Besides, “no one else had a right to seize the property of another
person,” thus the Skinners are reprehensible (250).
However, what I will most take away
from Breen's book is his agonizing description of what could and did
happen to people who upset the Revolutionary status quo. Two men in
Camden, New Hampshire in 1774 attacked a man named John Taylor,“
‘beat & kicked [him] with Fists & Feet.
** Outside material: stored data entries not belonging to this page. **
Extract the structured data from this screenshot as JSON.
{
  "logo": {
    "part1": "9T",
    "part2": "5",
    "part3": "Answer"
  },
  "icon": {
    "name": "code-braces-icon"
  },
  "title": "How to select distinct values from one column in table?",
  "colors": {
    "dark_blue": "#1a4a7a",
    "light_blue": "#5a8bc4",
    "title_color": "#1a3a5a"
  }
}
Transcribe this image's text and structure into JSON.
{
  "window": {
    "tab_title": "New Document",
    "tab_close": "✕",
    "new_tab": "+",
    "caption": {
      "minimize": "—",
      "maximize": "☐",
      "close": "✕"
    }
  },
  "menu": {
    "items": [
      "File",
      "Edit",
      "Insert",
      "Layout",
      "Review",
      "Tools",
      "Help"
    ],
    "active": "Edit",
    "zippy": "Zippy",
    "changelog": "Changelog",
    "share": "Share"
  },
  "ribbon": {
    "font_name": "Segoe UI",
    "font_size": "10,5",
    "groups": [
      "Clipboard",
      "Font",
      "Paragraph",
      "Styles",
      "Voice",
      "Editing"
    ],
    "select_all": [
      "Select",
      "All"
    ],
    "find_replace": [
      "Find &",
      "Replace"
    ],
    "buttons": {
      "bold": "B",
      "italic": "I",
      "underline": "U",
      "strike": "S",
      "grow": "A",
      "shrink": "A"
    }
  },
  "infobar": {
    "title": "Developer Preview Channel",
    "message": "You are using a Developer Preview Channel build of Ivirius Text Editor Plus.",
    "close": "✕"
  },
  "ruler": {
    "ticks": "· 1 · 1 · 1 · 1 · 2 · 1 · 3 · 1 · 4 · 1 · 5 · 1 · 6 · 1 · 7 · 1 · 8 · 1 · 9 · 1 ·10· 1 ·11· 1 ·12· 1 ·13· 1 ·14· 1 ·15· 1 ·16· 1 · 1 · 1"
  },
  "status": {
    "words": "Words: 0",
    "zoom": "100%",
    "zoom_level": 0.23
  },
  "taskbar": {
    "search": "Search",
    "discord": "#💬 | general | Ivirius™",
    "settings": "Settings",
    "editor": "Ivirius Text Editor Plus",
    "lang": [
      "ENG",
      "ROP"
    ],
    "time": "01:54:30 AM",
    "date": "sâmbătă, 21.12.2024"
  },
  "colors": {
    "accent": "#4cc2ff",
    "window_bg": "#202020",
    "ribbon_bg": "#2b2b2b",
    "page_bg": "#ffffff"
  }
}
The ride lasted
fifteen minutes, leaving Taylor, according to later court testimony,
‘very much bruised.’ Before his neighbors grew tired, the ordeal
took a particularly ugly turn—whether by accident or design, we
shall never know—for a sharp edge of the fence rail cut deeply into
Taylor’s groin, leaving ‘a mortal wound on the private parts of
his body of the length of six inches [and] of the breadth of four
inches.’ The precision of the measurement seems in itself
curiously gruesome. With a short time, Taylor bled to death. . . .
John Steele, Moses Jewell, Robert Blood Jr, and Jane Steele appeared
before a New Hampshire court for killing a man who apparently had not
supported the American resistance to parliamentary taxation with
sufficient enthusiasm” (Breen 15). Taylor's tormentors escaped
punishment.
At exactly 300
pages, American Insurgents, American
Patriots is succinct and easy to read.
1Despite
the fact I now know that the American versions came first, I always
think of the French Revolution when I read “Committees for
Safety.”
2Which
I read last year but didn't have time to review.
3Feel
free to suggest alternate titles if you can think of any.
4“They
[the Americans] surely would have burned houses and murdered
neighbors if the situation had invited a continuous purging of
ideological dissenters. . . . Wealthy Americans—great planters in
the South or leading merchants in northern ports, for
example—certainly harbored doubts about resistance to British
rule, but when push came to shove, they depended more upon the
goodwill of their neighbors than upon representatives of an imperial
establishment” (163).
5I
have read in various places that literacy among white male New
Englanders was as high as 90%, with certain definitions of literacy
for white women not all that much lower.
6Isn't
that the whole thrust of the Mel Gibson Patriot?